One might think that, after a career spanning Blackadder, the hit Australian show Miss Fisher’s Murder Mysteries and the Harry Potter films, through to her critically acclaimed one-woman show Dickens’ Women, there would be few acting challenges left for Miriam to conquer, but that’s not the case. I asked if she had any burning acting desires she’d like to fulfil in the coming year, to which she promptly replied “What I’d really like is to be Joanna Lumley!” Then she added, “I would like to be in a serious play at the National Theatre and I would like to do some Shakespeare – but I don’t want to play Falstaff, which I’ve been offered, I want to play a woman’s role. I’d like to have another go at the nurse in Romeo and Juliet, and I’d like to play Queen Margaret and Doll Tearsheet.” To my surprise, Miriam commented “I don’t think I’m taken seriously as an actress, I think people see me as a funny little character.
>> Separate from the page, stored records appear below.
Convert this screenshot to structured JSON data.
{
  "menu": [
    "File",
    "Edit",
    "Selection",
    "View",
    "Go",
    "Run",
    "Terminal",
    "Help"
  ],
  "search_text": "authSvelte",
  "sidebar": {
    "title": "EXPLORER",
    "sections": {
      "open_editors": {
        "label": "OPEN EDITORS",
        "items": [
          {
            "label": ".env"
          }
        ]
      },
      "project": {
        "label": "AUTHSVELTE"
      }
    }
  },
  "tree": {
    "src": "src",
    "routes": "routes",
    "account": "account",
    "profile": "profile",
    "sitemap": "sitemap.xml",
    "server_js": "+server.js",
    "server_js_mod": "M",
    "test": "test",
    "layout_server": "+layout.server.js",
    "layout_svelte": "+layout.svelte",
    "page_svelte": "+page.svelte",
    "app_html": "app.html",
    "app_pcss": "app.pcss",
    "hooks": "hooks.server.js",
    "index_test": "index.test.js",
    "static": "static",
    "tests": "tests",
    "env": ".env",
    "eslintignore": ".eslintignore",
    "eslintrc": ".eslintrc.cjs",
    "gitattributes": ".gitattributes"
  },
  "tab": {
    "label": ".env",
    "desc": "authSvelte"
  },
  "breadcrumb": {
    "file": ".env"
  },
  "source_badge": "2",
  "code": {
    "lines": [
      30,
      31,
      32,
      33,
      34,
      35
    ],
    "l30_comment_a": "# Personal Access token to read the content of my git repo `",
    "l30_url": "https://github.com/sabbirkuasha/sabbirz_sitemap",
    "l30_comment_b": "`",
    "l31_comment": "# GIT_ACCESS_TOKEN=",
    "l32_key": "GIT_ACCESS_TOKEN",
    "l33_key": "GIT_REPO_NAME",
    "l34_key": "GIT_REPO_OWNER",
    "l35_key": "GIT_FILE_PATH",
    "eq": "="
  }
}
They like seeing me talk dirty on Graham Norton, and they forget that I actually care about literature. That’s what’s so wonderful about Malton, because it is a festival that focuses on literature and I think, for a little town, that is a wonderful thing. They have got, through Selina [Scott]’s generosity, access to a first-edition copy of one of the greatest books ever written.” So, this is a shout-out to all casting directors: please can we see Miriam in a serious play. Thank you.
When the festival is over, Miriam will be getting ready to film a new TV comedy series, for BBC 4. “It’s called Bucket and is about a ‘bucket list’. It’s written by Frog Stone and we play mother and daughter.” After that, in March 2017, Miriam will be back in her new home country of Australia, where she will be narrating Peter and the Wolf at the Adelaide Festival.
To know Miriam, is to know how passionately she cares about things, and this came across in the interview when we talked about Malton: “One thing that I find terribly sad is that Malton is this sweet little town, so perfectly preserved, and yet the go-ahead has been given for fracking to happen nearby. I feel very strongly about this, there should be more huge protests. We spoil the most treasured parts of our landscape. It is tragic.”